Memorial Day that will occur on May 31 this year is honoring the men and women who died while serving in the U.S. military. Originally known as Decoration Day, it originated in the years following the Civil War and became an official federal holiday in 1971. Many Americans observe Memorial Day by visiting cemeteries or memorials, holding family gatherings, and participating in parades to honor and mourn those who died while serving in the U.S. Military. Unofficially, it marks the beginning of the summer season.
Between the American Revolutionary War (1775-1783) and 2020 in the different wars fought by the US, the U.S. military service during wartime has been 40 million+. The battle deaths 660,000+ during the same period while all other deaths in service, both in theater and non-theater is over 600,000, as well. In the last 250 years well over 1,3 million Americans lost their lives in the many battles in the US and in foreign soil.

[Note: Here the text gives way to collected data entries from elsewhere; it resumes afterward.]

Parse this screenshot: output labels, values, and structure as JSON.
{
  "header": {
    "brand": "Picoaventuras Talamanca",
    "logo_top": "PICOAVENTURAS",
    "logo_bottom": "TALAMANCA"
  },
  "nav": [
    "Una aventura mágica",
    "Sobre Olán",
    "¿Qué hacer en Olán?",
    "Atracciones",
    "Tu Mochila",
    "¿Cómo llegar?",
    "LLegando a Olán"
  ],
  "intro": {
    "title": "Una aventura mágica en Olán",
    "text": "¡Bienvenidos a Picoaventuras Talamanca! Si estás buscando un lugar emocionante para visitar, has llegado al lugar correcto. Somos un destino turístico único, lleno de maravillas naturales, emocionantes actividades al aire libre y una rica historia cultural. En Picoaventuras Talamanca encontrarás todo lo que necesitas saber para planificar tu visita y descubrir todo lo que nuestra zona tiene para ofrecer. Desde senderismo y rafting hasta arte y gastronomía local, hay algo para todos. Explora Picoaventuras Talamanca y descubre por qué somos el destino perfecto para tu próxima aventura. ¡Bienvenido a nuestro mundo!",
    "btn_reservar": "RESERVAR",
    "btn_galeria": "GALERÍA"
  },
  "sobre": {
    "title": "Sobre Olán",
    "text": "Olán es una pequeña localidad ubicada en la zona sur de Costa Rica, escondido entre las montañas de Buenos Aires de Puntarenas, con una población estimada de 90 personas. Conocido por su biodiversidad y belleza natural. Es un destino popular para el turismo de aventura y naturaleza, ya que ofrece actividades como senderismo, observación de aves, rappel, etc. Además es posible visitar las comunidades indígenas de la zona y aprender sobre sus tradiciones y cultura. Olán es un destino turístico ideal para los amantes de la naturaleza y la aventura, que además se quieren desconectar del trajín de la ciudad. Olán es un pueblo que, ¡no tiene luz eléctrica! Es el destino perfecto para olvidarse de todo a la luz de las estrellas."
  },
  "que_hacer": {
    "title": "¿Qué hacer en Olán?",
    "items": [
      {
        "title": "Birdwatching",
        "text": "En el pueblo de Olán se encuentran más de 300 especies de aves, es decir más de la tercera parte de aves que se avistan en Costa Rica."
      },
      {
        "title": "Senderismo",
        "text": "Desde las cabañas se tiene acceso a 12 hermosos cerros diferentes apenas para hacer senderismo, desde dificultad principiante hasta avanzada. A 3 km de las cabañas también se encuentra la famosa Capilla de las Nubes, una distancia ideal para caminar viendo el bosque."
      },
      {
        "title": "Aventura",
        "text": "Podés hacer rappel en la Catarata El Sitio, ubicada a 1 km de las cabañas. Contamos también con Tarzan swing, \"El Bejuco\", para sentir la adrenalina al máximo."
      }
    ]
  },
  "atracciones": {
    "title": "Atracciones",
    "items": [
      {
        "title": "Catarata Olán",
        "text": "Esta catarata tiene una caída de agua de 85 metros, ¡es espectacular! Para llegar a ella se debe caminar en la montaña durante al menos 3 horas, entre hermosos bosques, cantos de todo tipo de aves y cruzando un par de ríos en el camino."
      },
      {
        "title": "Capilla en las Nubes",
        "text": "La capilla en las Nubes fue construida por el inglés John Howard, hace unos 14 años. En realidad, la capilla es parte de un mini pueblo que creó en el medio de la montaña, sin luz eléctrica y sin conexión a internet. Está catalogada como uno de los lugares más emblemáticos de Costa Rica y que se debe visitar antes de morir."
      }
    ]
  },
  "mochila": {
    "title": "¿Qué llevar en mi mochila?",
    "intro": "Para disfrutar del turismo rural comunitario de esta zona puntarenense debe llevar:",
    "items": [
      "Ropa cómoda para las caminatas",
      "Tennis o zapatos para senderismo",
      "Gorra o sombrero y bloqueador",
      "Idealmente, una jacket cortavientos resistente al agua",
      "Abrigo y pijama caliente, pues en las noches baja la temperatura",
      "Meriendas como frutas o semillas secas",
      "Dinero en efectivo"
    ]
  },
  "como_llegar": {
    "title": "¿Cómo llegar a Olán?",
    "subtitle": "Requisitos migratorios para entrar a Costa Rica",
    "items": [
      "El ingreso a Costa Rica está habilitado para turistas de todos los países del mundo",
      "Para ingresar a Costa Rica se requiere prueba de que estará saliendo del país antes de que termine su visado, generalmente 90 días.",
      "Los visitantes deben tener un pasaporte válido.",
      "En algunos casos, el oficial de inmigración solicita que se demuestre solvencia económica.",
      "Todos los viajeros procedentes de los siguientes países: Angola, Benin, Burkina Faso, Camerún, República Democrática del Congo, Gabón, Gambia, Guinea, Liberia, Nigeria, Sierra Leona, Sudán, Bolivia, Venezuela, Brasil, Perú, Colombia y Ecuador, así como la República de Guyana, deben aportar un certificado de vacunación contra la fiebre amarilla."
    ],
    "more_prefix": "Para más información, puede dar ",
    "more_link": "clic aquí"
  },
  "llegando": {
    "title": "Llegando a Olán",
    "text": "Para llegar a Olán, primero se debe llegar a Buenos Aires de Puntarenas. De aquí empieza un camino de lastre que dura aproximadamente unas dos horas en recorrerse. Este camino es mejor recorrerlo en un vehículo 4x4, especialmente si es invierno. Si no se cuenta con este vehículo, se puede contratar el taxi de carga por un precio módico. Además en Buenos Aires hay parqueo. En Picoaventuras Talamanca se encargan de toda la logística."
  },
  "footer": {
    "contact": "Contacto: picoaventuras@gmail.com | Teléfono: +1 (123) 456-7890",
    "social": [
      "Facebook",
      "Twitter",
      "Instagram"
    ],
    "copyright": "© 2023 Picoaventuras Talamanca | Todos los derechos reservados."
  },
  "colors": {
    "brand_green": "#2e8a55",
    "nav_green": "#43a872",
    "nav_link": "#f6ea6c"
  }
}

The ABMC (American Battle Monuments Commission) administers, operates and maintains 26 permanent American military cemeteries and 32 federal memorials, monuments and markers, which are located in over a dozen foreign countries. These cemeteries and memorials, most of which commemorate the service and sacrifice of Americans who served in World War I and World War II, are among the most beautiful and meticulously maintained shrines in the world. On our tours we visit several of these WWI and WWII cemeteries and remember.